Without really noticing it, everyone usually begins a declarative statement with “Jesus.” Say, for instance, someone hits his hand with a hammer: “Jesus, that fucking hurts!”

“Yyyyyup.”

Jesus Jockpuddle always thought people were telling him these things because they called out his name, so he always had a ready answer: “Yyyyyup.”

Ralphie held the underwear up for everyone to see. “Look at this shit stain. It looks like one of them—say, what do you call it when you shine a light on someone and trace their shadow on a piece of paper?”

“A silhouette?” replied Chuck Puddingpop. Aside from being an ace bookie, Chuck was also the considered the best scholar at the mine. Chuck just knew things.

“Yeah, a silhouette. Look at this fucker. It looks like a silhouette of someone.”

Everyone gathered around Ralphie and examined the shit stain except Ernie, who sulked by his locker and mumbled that it wasn’t a shit stain—he swore he sat on a candy bar.

“Jesus, it sure does look like someone,” said Gib.

“Yyyyup.”

A light bulb lit over Ralphie’s head. “Damn…you know who it is? It’s…it’s…”

“It’s the King!” shouted Hoot Hockenlouie.

Everyone froze when he said this. Hoot was the Elvis freak to end all Elvis freaks. He named his son Elvis, his cat Elvis, his dog Elvis, and named his daughter Lisa-Marie; he called his cock “lil’ Elvis”; his farm was called Graceland; he refused to call his wife, who was named Elfie, anything but Priscilla or “Cilla”; he had every Elvis record and Elvis movie; every Friday he put on his “Vegas Elvis” white satin, rhinestone-laden kung-fu outfit and sang Elvis tunes at the VFW. The man lived and breathed Elvis. So if he said the shit stain looked like a silhouette of Elvis, it must be so.

Everyone knelt as if praying. “Jesus, it’s a miracle!” shouted Chuck.

“Yyyyup.”

“I’m…I’m…guys, I am fucking lost for words,” said Ralphie.

“Jesus, that’s a miracle unto itself,” replied Terry Swinedoggie.

“Yyyyup.”

Hoot grabbed the undies and held them up gingerly. “This here’s a holy relic, boys. We are witnessing God’s divine work.”

“Them’s my goddamn lucky undies, they ain’t no holy relic!” shouted Ernie.

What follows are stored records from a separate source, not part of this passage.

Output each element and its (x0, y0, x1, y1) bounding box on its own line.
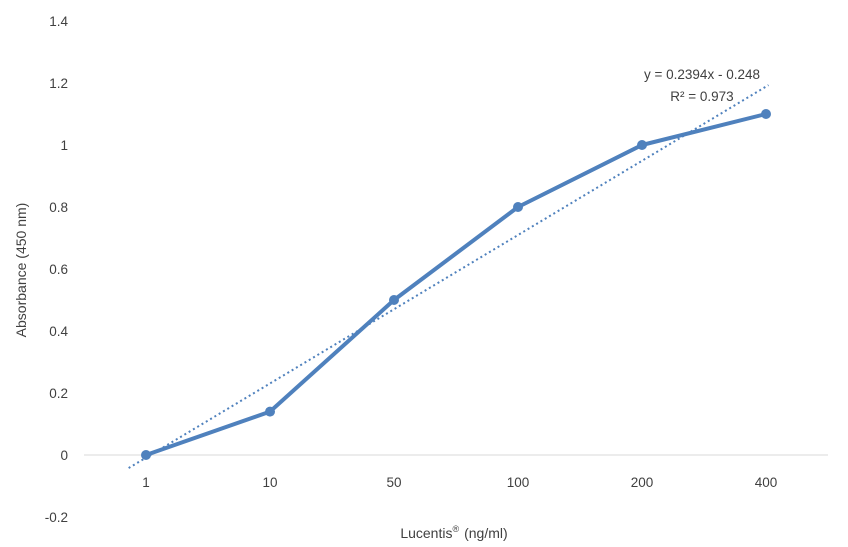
x-tick-label: 50 (386, 475, 401, 490)
x-tick-label: 100 (507, 475, 530, 490)
y-tick-label: 0.2 (49, 386, 68, 401)
y-axis-title: Absorbance (450 nm) (13, 203, 29, 338)
x-tick-label: 200 (631, 475, 654, 490)
data-point (513, 202, 523, 212)
x-axis-title-name: Lucentis (400, 525, 452, 541)
x-tick-label: 10 (262, 475, 277, 490)
trendline (128, 84, 769, 469)
data-point (141, 450, 151, 460)
data-point (389, 295, 399, 305)
y-tick-label: 1.4 (49, 14, 68, 29)
x-axis-ticks: 1 10 50 100 200 400 (142, 475, 777, 490)
y-tick-label: 1 (60, 138, 68, 153)
trendline-equation: y = 0.2394x - 0.248 (644, 67, 760, 82)
x-axis-title-unit: (ng/ml) (464, 525, 508, 541)
y-tick-label: 0.8 (49, 200, 68, 215)
data-point (637, 140, 647, 150)
data-point (761, 109, 771, 119)
data-point (265, 406, 275, 417)
trendline-r-squared: R² = 0.973 (670, 89, 733, 104)
y-tick-label: 0 (60, 448, 68, 463)
data-points (141, 109, 771, 460)
x-tick-label: 1 (142, 475, 150, 490)
x-tick-label: 400 (755, 475, 778, 490)
y-tick-label: -0.2 (45, 510, 68, 525)
series-line (144, 112, 768, 457)
y-tick-label: 0.4 (49, 324, 68, 339)
x-axis-title-superscript: ® (452, 524, 459, 534)
y-axis-ticks: -0.2 0 0.2 0.4 0.6 0.8 1 1.2 1.4 (45, 14, 69, 525)
x-axis-title: Lucentis® (ng/ml) (400, 524, 507, 541)
y-tick-label: 1.2 (49, 76, 68, 91)
y-tick-label: 0.6 (49, 262, 68, 277)
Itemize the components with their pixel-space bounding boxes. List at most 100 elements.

“Your lucky undies?” asked Chuck, who seemed startled by this news. “How are they lucky?”

“Well, when I wear them to go fishing I always seem to catch more. And remember when I won two grand in the lottery? I was wearing them when I bought my ticket.”

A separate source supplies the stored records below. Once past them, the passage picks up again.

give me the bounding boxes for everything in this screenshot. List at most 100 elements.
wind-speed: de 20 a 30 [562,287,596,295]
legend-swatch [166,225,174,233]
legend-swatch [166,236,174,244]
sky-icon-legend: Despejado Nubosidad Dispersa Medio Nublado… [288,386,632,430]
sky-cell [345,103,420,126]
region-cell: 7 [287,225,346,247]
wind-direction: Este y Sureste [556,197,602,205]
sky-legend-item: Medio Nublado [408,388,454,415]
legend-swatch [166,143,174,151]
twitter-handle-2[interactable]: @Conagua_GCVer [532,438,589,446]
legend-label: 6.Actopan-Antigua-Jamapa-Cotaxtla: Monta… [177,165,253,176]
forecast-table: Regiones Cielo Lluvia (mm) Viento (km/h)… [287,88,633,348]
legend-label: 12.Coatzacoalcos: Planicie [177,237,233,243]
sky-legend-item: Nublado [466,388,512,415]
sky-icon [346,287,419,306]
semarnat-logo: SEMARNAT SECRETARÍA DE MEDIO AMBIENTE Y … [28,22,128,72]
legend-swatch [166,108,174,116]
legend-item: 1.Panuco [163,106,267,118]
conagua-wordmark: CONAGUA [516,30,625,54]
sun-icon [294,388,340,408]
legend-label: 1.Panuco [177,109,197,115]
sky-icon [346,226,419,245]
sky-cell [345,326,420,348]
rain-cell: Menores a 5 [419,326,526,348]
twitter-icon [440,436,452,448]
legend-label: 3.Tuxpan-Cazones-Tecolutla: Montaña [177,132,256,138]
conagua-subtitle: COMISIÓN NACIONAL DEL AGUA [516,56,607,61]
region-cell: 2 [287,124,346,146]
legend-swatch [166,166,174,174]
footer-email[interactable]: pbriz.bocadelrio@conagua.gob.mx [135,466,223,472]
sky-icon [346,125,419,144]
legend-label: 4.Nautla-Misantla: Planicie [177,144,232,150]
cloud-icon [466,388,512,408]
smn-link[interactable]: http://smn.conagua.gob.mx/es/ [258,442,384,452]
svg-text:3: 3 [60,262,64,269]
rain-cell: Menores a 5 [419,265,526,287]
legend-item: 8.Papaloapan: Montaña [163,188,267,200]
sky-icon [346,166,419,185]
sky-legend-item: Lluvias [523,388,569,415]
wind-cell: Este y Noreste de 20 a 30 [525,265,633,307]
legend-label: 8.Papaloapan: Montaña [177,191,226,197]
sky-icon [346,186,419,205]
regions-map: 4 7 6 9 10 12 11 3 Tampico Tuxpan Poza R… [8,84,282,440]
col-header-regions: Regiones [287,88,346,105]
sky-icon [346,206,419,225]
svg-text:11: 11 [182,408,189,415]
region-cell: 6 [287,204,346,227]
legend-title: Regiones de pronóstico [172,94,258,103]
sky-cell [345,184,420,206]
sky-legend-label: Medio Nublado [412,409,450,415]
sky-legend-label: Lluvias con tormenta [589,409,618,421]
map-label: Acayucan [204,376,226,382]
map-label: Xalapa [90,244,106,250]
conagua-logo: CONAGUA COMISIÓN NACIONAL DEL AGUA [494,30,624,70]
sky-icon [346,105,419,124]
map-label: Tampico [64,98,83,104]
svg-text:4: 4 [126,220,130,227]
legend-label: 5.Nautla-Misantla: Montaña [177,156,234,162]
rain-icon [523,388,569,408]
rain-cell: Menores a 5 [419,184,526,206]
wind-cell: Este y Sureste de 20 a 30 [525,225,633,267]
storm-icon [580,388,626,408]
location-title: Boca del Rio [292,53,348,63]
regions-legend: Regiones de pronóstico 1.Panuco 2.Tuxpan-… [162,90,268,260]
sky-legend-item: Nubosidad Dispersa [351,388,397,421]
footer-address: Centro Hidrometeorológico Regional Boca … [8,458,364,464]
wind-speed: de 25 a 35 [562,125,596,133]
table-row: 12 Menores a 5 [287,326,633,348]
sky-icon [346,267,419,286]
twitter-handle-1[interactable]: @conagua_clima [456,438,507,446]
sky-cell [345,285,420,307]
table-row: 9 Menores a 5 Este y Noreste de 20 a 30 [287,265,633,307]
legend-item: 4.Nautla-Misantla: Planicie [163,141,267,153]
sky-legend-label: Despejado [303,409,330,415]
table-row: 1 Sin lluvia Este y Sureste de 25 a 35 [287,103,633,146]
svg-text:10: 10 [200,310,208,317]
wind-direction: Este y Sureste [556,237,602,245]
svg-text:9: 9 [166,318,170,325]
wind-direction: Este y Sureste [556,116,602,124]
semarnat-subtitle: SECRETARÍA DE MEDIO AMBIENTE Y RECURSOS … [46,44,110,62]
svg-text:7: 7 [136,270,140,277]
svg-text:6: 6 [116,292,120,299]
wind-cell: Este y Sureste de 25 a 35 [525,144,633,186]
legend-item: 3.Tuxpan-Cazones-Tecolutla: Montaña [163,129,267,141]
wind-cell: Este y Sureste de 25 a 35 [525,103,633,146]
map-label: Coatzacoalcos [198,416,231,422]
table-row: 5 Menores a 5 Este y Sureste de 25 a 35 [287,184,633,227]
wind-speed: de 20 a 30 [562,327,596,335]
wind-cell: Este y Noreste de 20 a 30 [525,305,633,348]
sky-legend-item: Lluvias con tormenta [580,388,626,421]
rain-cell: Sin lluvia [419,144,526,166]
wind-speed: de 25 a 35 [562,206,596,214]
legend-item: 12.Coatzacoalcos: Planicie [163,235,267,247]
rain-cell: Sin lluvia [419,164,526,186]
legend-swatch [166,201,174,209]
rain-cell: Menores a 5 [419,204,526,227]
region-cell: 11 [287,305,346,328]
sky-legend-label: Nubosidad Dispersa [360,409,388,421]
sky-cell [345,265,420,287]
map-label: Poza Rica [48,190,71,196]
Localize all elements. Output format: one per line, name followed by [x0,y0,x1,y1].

“You know, since I touched them undies, I noticed my sciatica pain is all gone,” added Ralphie.

“It is a miracle!” howled Swinedoggie.

“Hallelujah!!!” everyone shouted.

They say God works in mysterious ways; sometimes he also works in rather humorous ones. However one looks at the Shroud of Ernie, there is no doubt—whether it is divinely inspired or not—that it is something to behold.

So now the Shroud of Ernie sits in a glass enclosure at the mine, and pilgrims from all over have come to experience its healing powers. While some skeptics have debunked its healing powers as purely in the minds of the believers, those who have experienced its powers swear by it. Kenny Burgermeister, the mine manager, claims the company has made a fortune from the shrine, selling entrance tickets and souvenirs.

Ernie Dingle has mixed emotions about the whole affair. “Well, it ain’t really no shroud, of course—it’s just my lucky pair of undies. And it was a candy bar stain, a candy bar stain!”